我们来看一段简单的代码和反编译字节码
public class test { public static void main(String[] args) { String test = "test"; } }
Constant pool: #1 = Class #2 // test #2 = Utf8 test #3 = Class #4 // java/lang/Object #4 = Utf8 java/lang/Object #5 = Utf8 <init> #6 = Utf8 ()V #7 = Utf8 Code #8 = Methodref #3.#9 // java/lang/Object."<init>":()V #9 = NameAndType #5:#6 // "<init>":()V #10 = Utf8 LineNumberTable #11 = Utf8 LocalVariableTable #12 = Utf8 this #13 = Utf8 Ltest; #14 = Utf8 main #15 = Utf8 ([Ljava/lang/String;)V #16 = String #2 // test #17 = Utf8 args #18 = Utf8 [Ljava/lang/String; #19 = Utf8 Ljava/lang/String; #20 = Utf8 SourceFile #21 = Utf8 test.java { public test(); flags: ACC_PUBLIC Code: stack=1, locals=1, args_size=1 0: aload_0 1: invokespecial #8 // Method java/lang/Object."<init>":()V 4: return LineNumberTable: line 2: 0 LocalVariableTable: Start Length Slot Name Signature 0 5 0 this Ltest; public static void main(java.lang.String[]); flags: ACC_PUBLIC, ACC_STATIC Code: stack=1, locals=2, args_size=1 0: ldc #16 // String test 2: astore_1 3: return LineNumberTable: line 6: 0 line 15: 3 LocalVariableTable: Start Length Slot Name Signature 0 4 0 args [Ljava/lang/String; 3 1 1 test Ljava/lang/String; }
#16 = String #2
#2 =utf8 test
当这个字符串常量内容test在类初始化的时候是以符号链接Symbol存放,存放的是UTF-8编码的c里的char数组,存放的索引是在#16而不是#2,这在类的初始化的时候已经直接关联好了。

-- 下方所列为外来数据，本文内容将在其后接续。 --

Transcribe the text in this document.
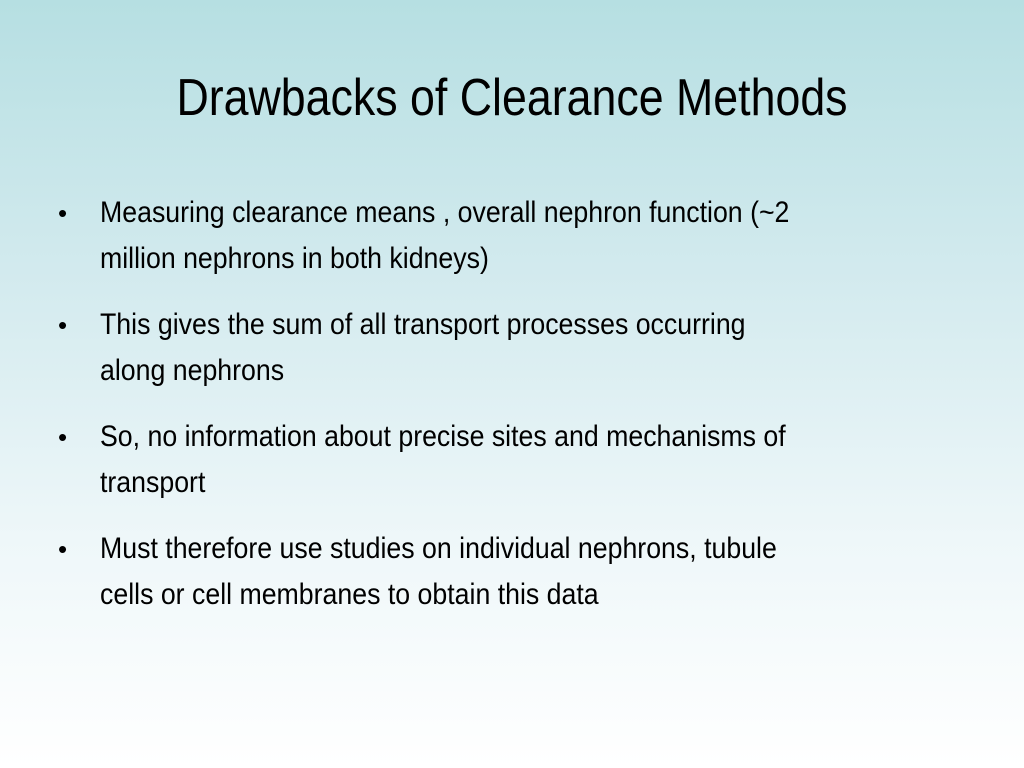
Drawbacks of Clearance Methods
•	Measuring clearance means , overall nephron function (~2
million nephrons in both kidneys)
•	This gives the sum of all transport processes occurring
along nephrons
•	So, no information about precise sites and mechanisms of
transport
•	Must therefore use studies on individual nephrons, tubule
cells or cell membranes to obtain this data
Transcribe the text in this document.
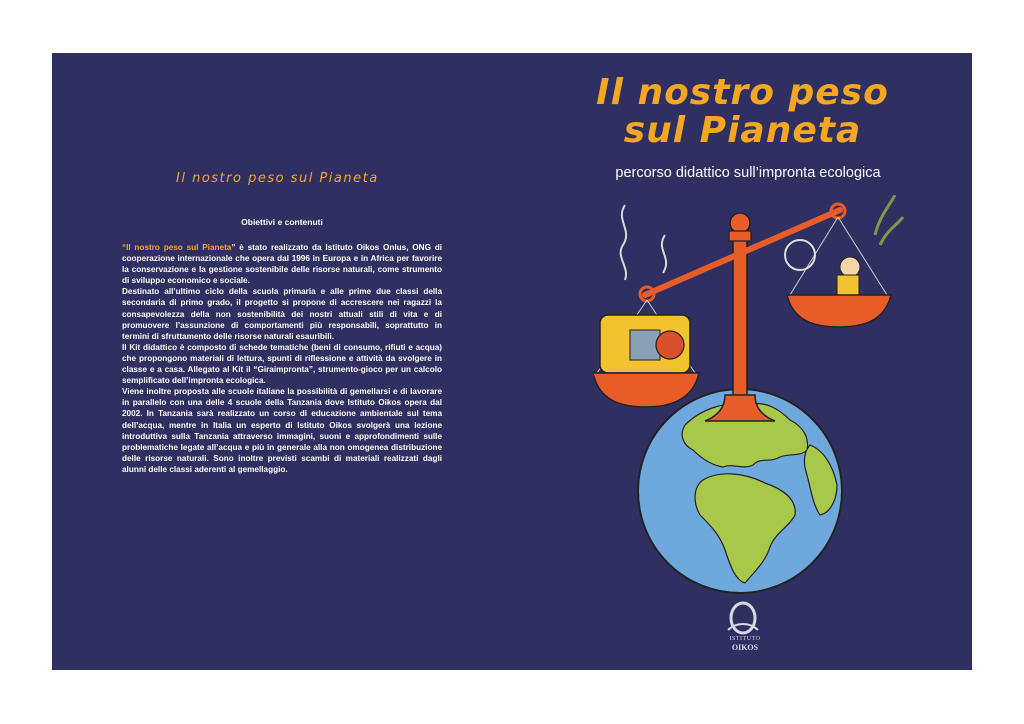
Il nostro peso sul Pianeta
Obiettivi e contenuti

“Il nostro peso sul Pianeta” è stato realizzato da Istituto Oikos Onlus, ONG di cooperazione internazionale che opera dal 1996 in Europa e in Africa per favorire la conservazione e la gestione sostenibile delle risorse naturali, come strumento di sviluppo economico e sociale.

Destinato all’ultimo ciclo della scuola primaria e alle prime due classi della secondaria di primo grado, il progetto si propone di accrescere nei ragazzi la consapevolezza della non sostenibilità dei nostri attuali stili di vita e di promuovere l’assunzione di comportamenti più responsabili, soprattutto in termini di sfruttamento delle risorse naturali esauribili.

Il Kit didattico è composto di schede tematiche (beni di consumo, rifiuti e acqua) che propongono materiali di lettura, spunti di riflessione e attività da svolgere in classe e a casa. Allegato al Kit il “Giraimpronta”, strumento-gioco per un calcolo semplificato dell’impronta ecologica.

Viene inoltre proposta alle scuole italiane la possibilità di gemellarsi e di lavorare in parallelo con una delle 4 scuole della Tanzania dove Istituto Oikos opera dal 2002. In Tanzania sarà realizzato un corso di educazione ambientale sul tema dell’acqua, mentre in Italia un esperto di Istituto Oikos svolgerà una lezione introduttiva sulla Tanzania attraverso immagini, suoni e approfondimenti sulle problematiche legate all’acqua e più in generale alla non omogenea distribuzione delle risorse naturali. Sono inoltre previsti scambi di materiali realizzati dagli alunni delle classi aderenti al gemellaggio.

Il nostro peso
sul Pianeta
percorso didattico sull’impronta ecologica
ISTITUTO
OIKOS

对于 String test="test" 代码所对应的调用指令
0: ldc #16
2: astore_1
可以看到一个语句拆成了2个部分,一个是ldc #16 和保存引用到参数test那我们来看看ldc指令是如何执行的,在interpreterRuntime.cpp中我们看到了ldc的执行
IRT_ENTRY(void, InterpreterRuntime::ldc(JavaThread* thread, bool wide)) // access constant pool constantPoolOop pool = method(thread)->constants(); int index = wide ? get_index_u2(thread, Bytecodes::_ldc_w) : get_index_u1(thread, Bytecodes::_ldc); constantTag tag = pool->tag_at(index); if (tag.is_unresolved_klass() || tag.is_klass()) { klassOop klass = pool->klass_at(index, CHECK); oop java_class = klass->java_mirror(); thread->set_vm_result(java_class); } else { #ifdef ASSERT // If we entered this runtime routine, we believed the tag contained // an unresolved string, an unresolved class or a resolved class. // However, another thread could have resolved the unresolved string // or class by the time we go there. assert(tag.is_unresolved_string()|| tag.is_string(), "expected string"); #endif oop s_oop = pool->string_at(index, CHECK); thread->set_vm_result(s_oop); } IRT_END
oop constantPoolOopDesc::string_at_impl(constantPoolHandle this_oop, int which, TRAPS) { oop str = NULL; CPSlot entry = this_oop->slot_at(which); if (entry.is_metadata()) { ObjectLocker ol(this_oop, THREAD); if (this_oop->tag_at(which).is_unresolved_string()) { // Intern string Symbol* sym = this_oop->unresolved_string_at(which); str = StringTable::intern(sym, CHECK_(constantPoolOop(NULL))); this_oop->string_at_put(which, str); } else { // Another thread beat us and interned string, read string from constant pool str = this_oop->resolved_string_at(which); } } else { str = entry.get_oop(); } assert(java_lang_String::is_instance(str), "must be string"); return str; }
StringTable不是常量池
StringTable存放的是string的cache table, 用于存放字符串常量的引用的表,避免产生新的string的开销。 StringTable数据结构是我们常用的java中的hashtable, 先计算字符串的hashcode,根据hashcode到对应的数组,然后遍历里面的链表结构比较字符串里的每个字符,直到找到相同的。当数据比较多的时候,会导致查找效率变慢,java会在进入safepoint点的时候判断是否需要做一次rehash,就是扩大数组的容量来提高查找的效率。 |
在调用ldc指令后,会把symbol 的c++ char 数组转化成新的unicode的java char 数组,并生成新的string的引用,将这个引用保存到StringTable中,当然同时这个引用也保存到了常量池中。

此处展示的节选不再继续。